Resources for reaching net zero in commercial horticultural production

Over recent months the spotlight has been on the Net Zero agenda. This has made commercial horticultural businesses increasingly focus on their own carbon footprint and how the industry can meet the UK government target of achieving a net zero economy by 2050; even more so the NFU target of 2040.

Proper assessment of carbon footprint is a key consideration in this journey, however, it is very involved and will not, on its own, provide recommendations for reduction of emissions to help reach the Net Zero goal. Carbon capture, renewable energy production, and improvements to productivity and land management will all help the farming sector reduce carbon emissions. But what does this practically mean for growers and maintaining a sustainable business?

Under the remit of the GrowSave project, AHDB has facilitated two recent sessions with NFU energy to explore the topic of Net Zero in the context of horticultural production, to provide more practical recommendations to help growers begin their journey towards the Net Zero target, and discuss the best options for carbon auditing tools for the horticultural industry.

The Taking steps towards Net Zero webinar, held in January 2021, examined the principles of net zero, the key considerations for carbon auditing, and some of the practical steps individual businesses can take in cutting carbon and reducing their emissions.

The NFU Energy team highlighted some key steps you can take:

  • Firstly, check your understanding - what is net zero?
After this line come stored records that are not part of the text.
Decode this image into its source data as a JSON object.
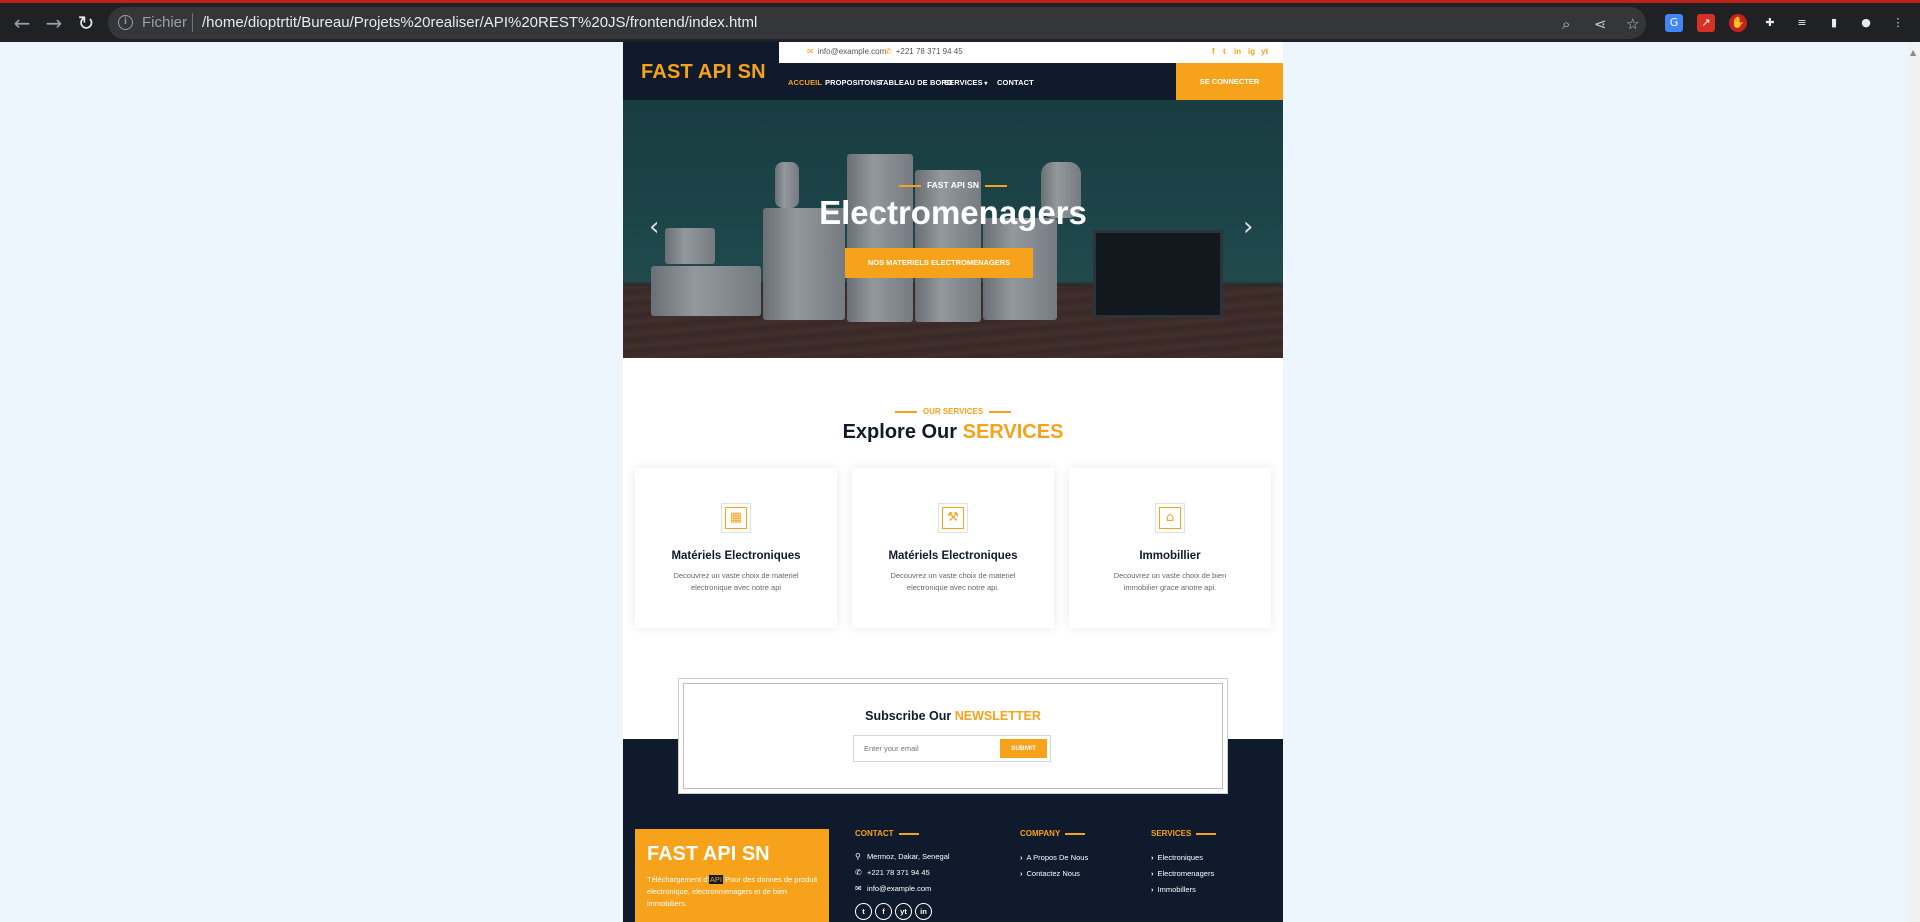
{
  "browser": {
    "scheme_label": "Fichier",
    "url": "/home/dioptrtit/Bureau/Projets%20realiser/API%20REST%20JS/frontend/index.html"
  },
  "header": {
    "logo": "FAST API SN",
    "email": "info@example.com",
    "phone": "+221 78 371 94 45",
    "social": [
      "f",
      "t",
      "in",
      "ig",
      "yt"
    ],
    "nav": [
      "ACCUEIL",
      "PROPOSITONS",
      "TABLEAU DE BORD",
      "SERVICES",
      "CONTACT"
    ],
    "login": "SE CONNECTER"
  },
  "hero": {
    "kicker": "FAST API SN",
    "title": "Electromenagers",
    "button": "NOS MATERIELS ELECTROMENAGERS"
  },
  "services": {
    "kicker": "OUR SERVICES",
    "title_prefix": "Explore Our",
    "title_accent": "SERVICES",
    "cards": [
      {
        "icon": "building-icon",
        "title": "Matériels Electroniques",
        "desc": "Decouvrez un vaste choix de materiel electronique avec notre api"
      },
      {
        "icon": "utensils-icon",
        "title": "Matériels Electroniques",
        "desc": "Decouvrez un vaste choix de materiel electronique avec notre api."
      },
      {
        "icon": "landmark-icon",
        "title": "Immobillier",
        "desc": "Decouvrez un vaste choix de bien immobilier grace anotre api."
      }
    ]
  },
  "newsletter": {
    "title_prefix": "Subscribe Our",
    "title_accent": "NEWSLETTER",
    "placeholder": "Enter your email",
    "submit": "SUBMIT"
  },
  "footer": {
    "logo": "FAST API SN",
    "desc_before": "Téléchargement d'",
    "desc_highlight": "API",
    "desc_after": " Pour des donnes de produit electronique, electronmenagers et de bien immobiliers.",
    "contact": {
      "heading": "CONTACT",
      "address": "Mermoz, Dakar, Senegal",
      "phone": "+221 78 371 94 45",
      "email": "info@example.com"
    },
    "company": {
      "heading": "COMPANY",
      "links": [
        "A Propos De Nous",
        "Contactez Nous"
      ]
    },
    "services": {
      "heading": "SERVICES",
      "links": [
        "Electroniques",
        "Electromenagers",
        "Immobillers"
      ]
    },
    "social": [
      "t",
      "f",
      "yt",
      "in"
    ]
  },
  "colors": {
    "accent": "#f7a21b",
    "dark": "#0f1a2c",
    "page_bg": "#eef6fd"
  }
}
Familiarise yourself with the Greenhouse Gas Protocol and the scopes for monitoring carbon emissions
  • Know what you’re dealing with in your business – make a list of all your inputs that can be emissions sources, e.g. fertiliser, pesticides, growing media, water, packaging etc
  • Make a start somewhere! Energy is one of the biggest considerations for protected cropping growers – you know how much energy you are using (fuel and electricity), so quantify and record it and then consider how to streamline your use
  • Start asking for the carbon credentials of the businesses and products that are part of your supply chain and consider alternatives for the highest emitting ones where possible.
    Overall, understand the principles, measure your activity, reduce your inputs, increase efficiencies, and then consider measures to offset your carbon emissions.
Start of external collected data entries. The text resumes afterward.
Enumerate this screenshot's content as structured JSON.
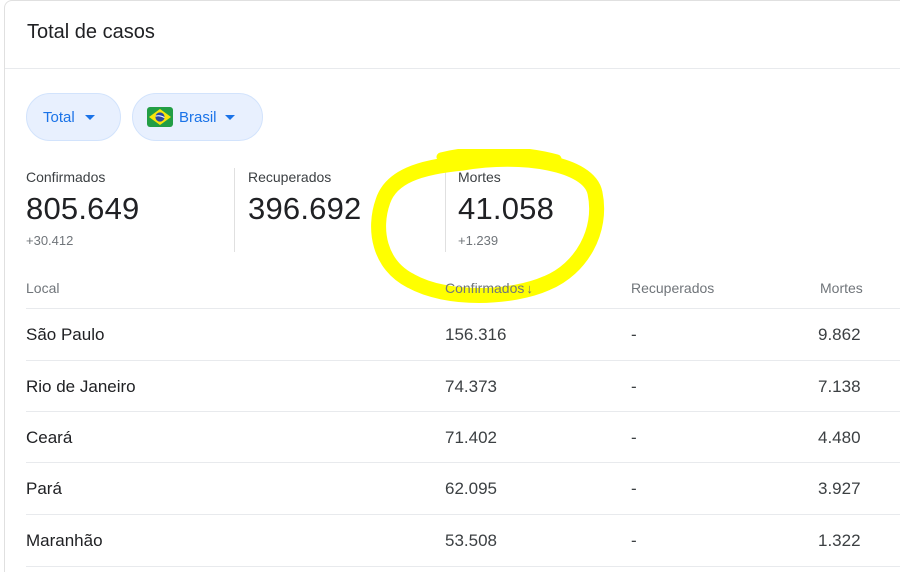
{
  "card": {
    "title": "Total de casos"
  },
  "filters": {
    "scope_label": "Total",
    "region_label": "Brasil"
  },
  "stats": {
    "confirmados": {
      "label": "Confirmados",
      "value": "805.649",
      "delta": "+30.412"
    },
    "recuperados": {
      "label": "Recuperados",
      "value": "396.692"
    },
    "mortes": {
      "label": "Mortes",
      "value": "41.058",
      "delta": "+1.239"
    }
  },
  "table": {
    "headers": {
      "local": "Local",
      "confirmados": "Confirmados",
      "sort_arrow": "↓",
      "recuperados": "Recuperados",
      "mortes": "Mortes"
    },
    "rows": [
      {
        "local": "São Paulo",
        "confirmados": "156.316",
        "recuperados": "-",
        "mortes": "9.862"
      },
      {
        "local": "Rio de Janeiro",
        "confirmados": "74.373",
        "recuperados": "-",
        "mortes": "7.138"
      },
      {
        "local": "Ceará",
        "confirmados": "71.402",
        "recuperados": "-",
        "mortes": "4.480"
      },
      {
        "local": "Pará",
        "confirmados": "62.095",
        "recuperados": "-",
        "mortes": "3.927"
      },
      {
        "local": "Maranhão",
        "confirmados": "53.508",
        "recuperados": "-",
        "mortes": "1.322"
      }
    ]
  },
  "colors": {
    "accent": "#1a73e8",
    "chip_bg": "#e8f0fe",
    "highlight": "#ffff00",
    "muted_text": "#70757a"
  },
  "icons": {
    "dropdown": "caret-down-icon",
    "flag": "brazil-flag-icon",
    "sort": "arrow-down-icon"
  }
}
In the follow-up podcast Growsave-ing carbon? Net zero and what it means for horticultural production, NFU energy and Neame Lea (an ornamentals growing business), explored the topic of reaching the carbon emissions targets further. With increasing pressures from retailers and consumers, which are likely to only intensify in the coming years, as well as their own motivation to operate in a way that is as environmentally conscious as possible, Neame Lea decided to get on the front foot and took an opportunity to collaborate with Leeds University to carbon audit their business. Neame Lea discuss their rationale for their proactive approach to the challenge of net zero and their hope to develop horticulture specific carbon auditing tool, which could benefit the wider industry.  
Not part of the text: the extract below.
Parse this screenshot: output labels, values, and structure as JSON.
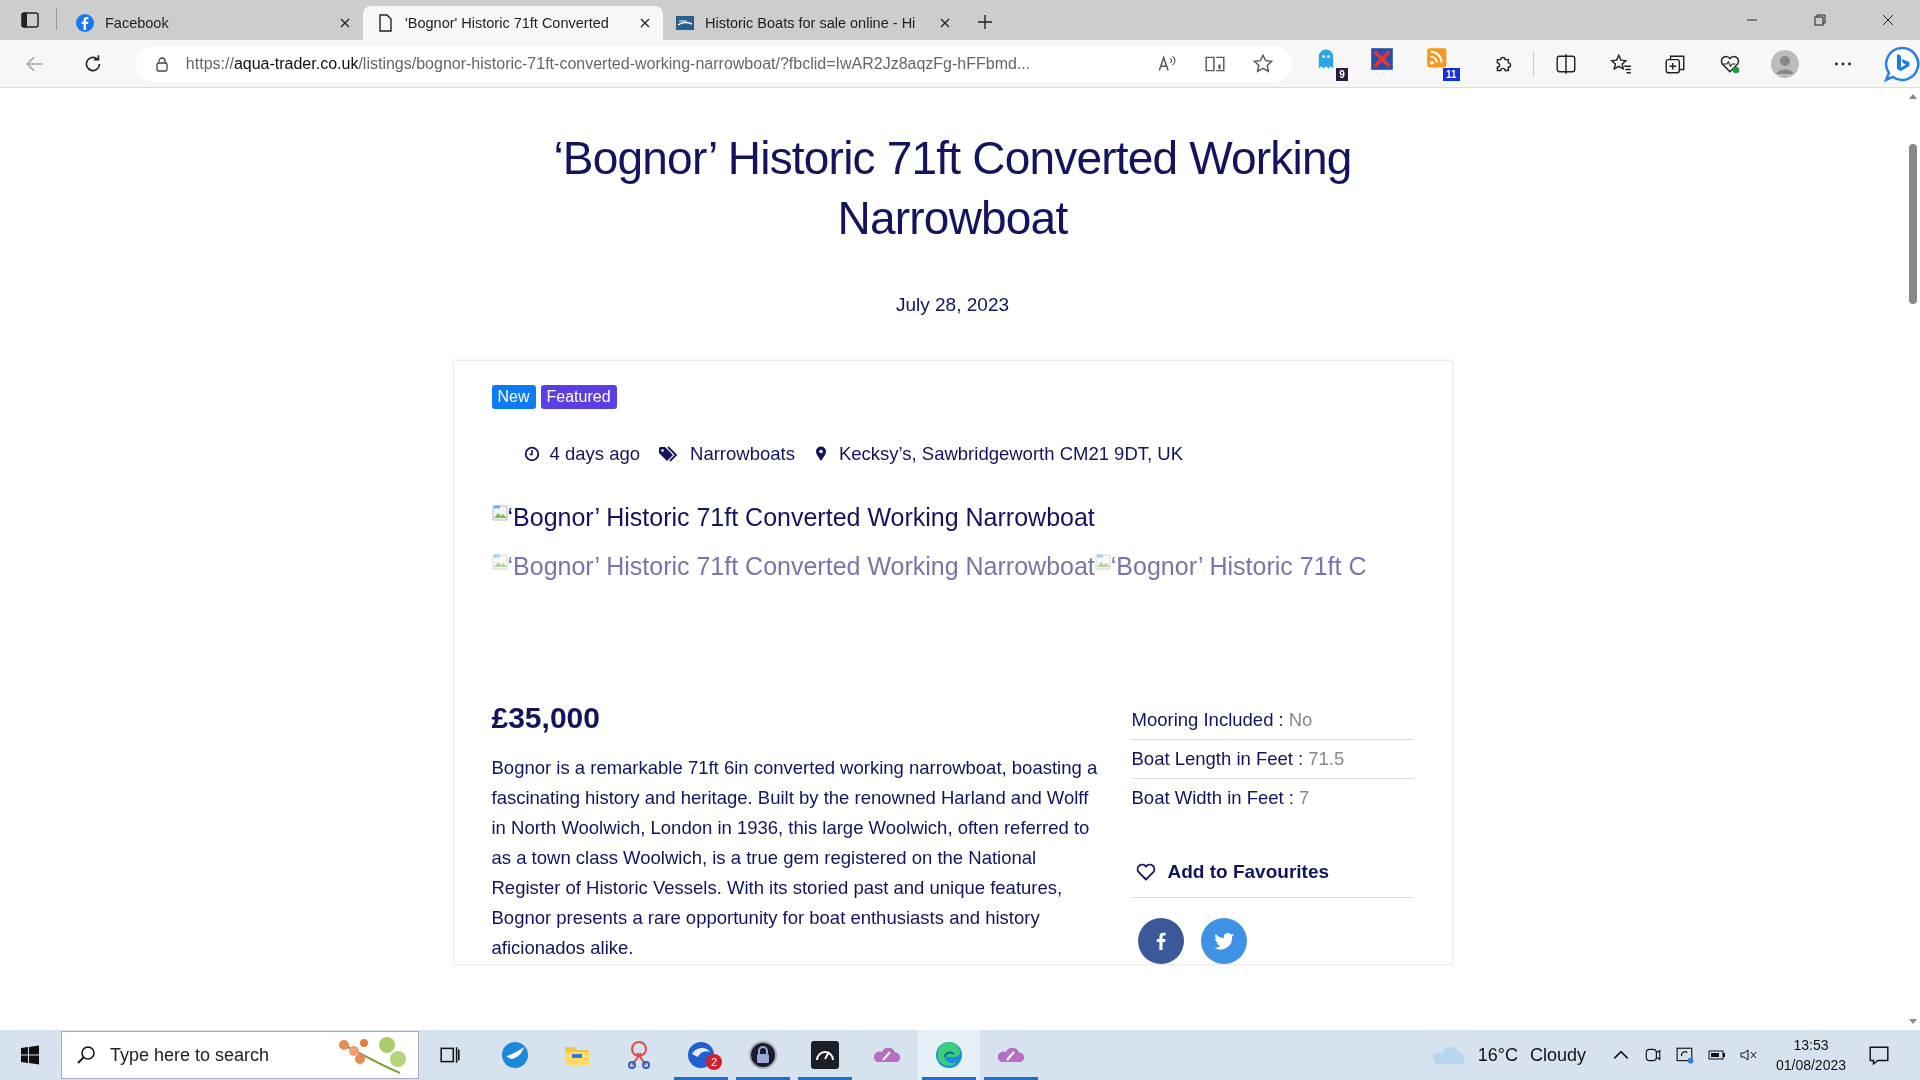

For protected horticultural production, energy consumption remains the dominant part of growers’ carbon emissions, so Jon Swain (NFU energy) delves into this issue further during his session the Protected vine crops industry highlights webinar. He specifically discusses the latest thinking and challenges around reducing carbon emissions from energy requirements, especially in the context of electricity grid decarbonisation and reduced support for renewable heat. The recordings will shortly be available via the events archive.